How Your Organization Can Prepare For The Future Trends In Nonprofit

One of my favorite expressions is, “There is no such thing as standing still; you are either moving forward or backward.” We may feel as though we are standing still, but things are constantly shifting around us.

Sometimes we make the change, but often the change happens to us, brought about by some force beyond our control. No matter the cause, if we are not intentional about keeping up with what’s happening in our spaces, we can quickly fall behind. This applies to all types of business, including nonprofits.

Here are three trends that I think will have a significant impact on the nonprofit sector and that organizations should begin to prepare for if they haven’t yet started.

  1. Cryptocurrency is coming to philanthropy.

While it has not yet made its way into widespread use in philanthropy, cryptocurrency is starting to show itself. This trend recently got a boost when actor Ashton Kutcher donated $4 million in Ripple’s XRP coins (a cryptocurrency he has invested in) to The Ellen DeGeneres Wildlife Fund. Kutcher made the donation live on her show and completed the $4-million transaction from his phone in the span of a few seconds while millions watched.

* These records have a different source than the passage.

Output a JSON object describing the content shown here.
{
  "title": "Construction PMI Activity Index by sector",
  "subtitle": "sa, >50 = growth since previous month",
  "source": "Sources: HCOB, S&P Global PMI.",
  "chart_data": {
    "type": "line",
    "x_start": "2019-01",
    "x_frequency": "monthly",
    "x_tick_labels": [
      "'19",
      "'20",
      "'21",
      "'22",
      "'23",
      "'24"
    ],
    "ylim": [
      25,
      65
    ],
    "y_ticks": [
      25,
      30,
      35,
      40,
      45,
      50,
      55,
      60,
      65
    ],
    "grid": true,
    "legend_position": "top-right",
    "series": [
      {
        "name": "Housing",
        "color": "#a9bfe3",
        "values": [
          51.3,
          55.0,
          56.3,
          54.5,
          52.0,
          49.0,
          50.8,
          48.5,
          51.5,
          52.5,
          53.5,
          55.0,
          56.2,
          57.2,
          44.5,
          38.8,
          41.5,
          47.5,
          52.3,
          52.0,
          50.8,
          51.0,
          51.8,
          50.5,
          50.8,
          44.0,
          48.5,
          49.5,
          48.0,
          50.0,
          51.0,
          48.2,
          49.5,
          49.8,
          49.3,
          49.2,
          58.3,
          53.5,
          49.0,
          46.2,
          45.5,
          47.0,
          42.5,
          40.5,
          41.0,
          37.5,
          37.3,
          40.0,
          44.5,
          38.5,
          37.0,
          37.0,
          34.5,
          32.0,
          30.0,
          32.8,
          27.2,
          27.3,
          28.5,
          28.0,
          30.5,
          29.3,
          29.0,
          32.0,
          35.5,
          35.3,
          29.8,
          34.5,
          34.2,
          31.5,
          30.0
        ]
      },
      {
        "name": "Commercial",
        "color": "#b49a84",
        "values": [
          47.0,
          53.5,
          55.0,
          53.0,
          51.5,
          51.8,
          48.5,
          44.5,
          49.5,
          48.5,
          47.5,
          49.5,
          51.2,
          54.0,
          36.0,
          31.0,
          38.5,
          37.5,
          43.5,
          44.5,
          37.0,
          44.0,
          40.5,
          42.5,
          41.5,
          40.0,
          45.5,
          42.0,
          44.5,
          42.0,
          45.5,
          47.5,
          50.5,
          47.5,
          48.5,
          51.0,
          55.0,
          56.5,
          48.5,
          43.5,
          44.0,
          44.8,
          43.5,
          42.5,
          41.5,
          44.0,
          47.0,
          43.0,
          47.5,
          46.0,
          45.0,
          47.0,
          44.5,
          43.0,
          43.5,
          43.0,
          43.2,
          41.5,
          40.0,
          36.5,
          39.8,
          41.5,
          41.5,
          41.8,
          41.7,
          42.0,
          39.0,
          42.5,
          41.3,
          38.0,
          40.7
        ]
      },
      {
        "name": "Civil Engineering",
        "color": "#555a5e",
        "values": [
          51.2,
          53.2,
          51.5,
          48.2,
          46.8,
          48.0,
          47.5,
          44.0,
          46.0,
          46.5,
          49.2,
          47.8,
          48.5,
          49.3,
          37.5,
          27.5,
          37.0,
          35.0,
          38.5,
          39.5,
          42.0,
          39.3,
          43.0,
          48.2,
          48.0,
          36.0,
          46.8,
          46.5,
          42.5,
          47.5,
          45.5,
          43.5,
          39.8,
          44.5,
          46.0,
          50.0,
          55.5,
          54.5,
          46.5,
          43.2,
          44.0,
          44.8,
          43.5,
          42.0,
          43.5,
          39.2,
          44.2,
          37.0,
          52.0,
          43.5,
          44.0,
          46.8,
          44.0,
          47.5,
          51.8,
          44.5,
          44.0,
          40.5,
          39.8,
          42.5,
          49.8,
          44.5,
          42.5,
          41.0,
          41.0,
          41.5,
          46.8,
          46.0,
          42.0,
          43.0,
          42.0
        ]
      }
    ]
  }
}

Many, if not most, nonprofit organizations have no idea how to handle a gift of cryptocurrency. For starters, since it is a volatile commodity, many nonprofits don’t know how to value the gift. More questions follow such as: Can my bank handle it directly, or do I need a separate crypto wallet? Should I convert it to dollars or keep it as an investment? These are questions that organizations need to be asking themselves and setting policies around.

As with anything, there are pros and cons; however, as this currency becomes more and more common, it will certainly impact how gifts to nonprofits are made, so organizations need to be ready. The ability to accept cryptocurrency donations and then convert them into traditional currency will likely increase overall donations for nonprofit organizations. Nonprofits should consult with their banks and financial advisors to be made aware of implications for their specific organization.

  1. The home phone is an endangered species.

Very few people still have a landline home phone, and if they do, they likely never answer it. Since reaching donors by phone has been very important to fundraising, I believe that the continued demise of the home phone line will significantly impact fundraising efforts.

On a basic level, organizations must now collect and store multiple mobile phone numbers for each family. Another consideration is the calling schedule itself. Gone are the days when phonathon calls had to be made between 6 p.m. and 9 p.m. to catch people at home. Many families now designate device-free evening hours, making evenings the worst time for fundraisers to call.

Instead, nonprofits should be taking advantage of the ubiquitous nature of mobile phones and reaching out to people during the day. This might be annoying to some people, but not any more annoying than it was to have your landline ring just when you had finally gathered everyone around the dinner table. Adjusting calling strategies is a must in our ubiquitous mobile phone landscape.

  1. Ticketing issues will impact the arts.

Arts organizations are going to find themselves facing the same challenge around “tickets” that colleges encountered with recent tax law change. A largely overlooked element of the 2017 tax law revision was the revocation of the 80/20 rule for donations to college athletics programs.

The 80/20 rule stated that if you made a gift to a college and that gift came with the right to purchase tickets to events that were not available to a nondonor (better seats, limited quantities, etc.), then you could deduct 80% of that as a charitable contribution, but 20% was not deductible. The revocation of this rule means that, as of January 1, 2018, no portion of a gift that carries with it access to tickets for an athletic event can be treated as a charitable contribution. This is having a profound impact on athletic fundraising at colleges and universities around the country as they work to raise money in a world where these common donations are no longer tax deductible under their existing ticketing systems.

Colleges are not taking this lying down. Many that we have spoken with are arguing that operas, symphonies and theaters all provide premium ticketing opportunities to donors, yet those tickets do not impact the deductibility of the contributions. It’s a fair argument and one that arts and cultural institutions should be preparing for now.

There appear to be two possible outcomes: 1) Congress restores tax deductibility for gifts that come with access to tickets, for all organizations; or 2) any gift that carries with it the right to tickets, to any kind of event that a nondonor would not have access to, is going to be deemed not tax deductible.

How likely do you think it is that Congress will be restoring tax deductibility for college tickets? We can pretty safely assume the second option is the most likely to happen. This will be a sea-changing event for many in the arts and culture sector. Organizations should consult with their fundraising counsel to develop strategies that counter-balance this impending effect before it becomes an issue.

With ever-changing policies and technological advancements in nonprofit fundraising, organizations need to always be preparing for what’s next. Reading trade publications, following industry leaders, consulting with experts, and attending conferences and seminars are all helpful ways to keep your nonprofit moving forward. After all, standing still is not an option; “you are either moving forward or backward.”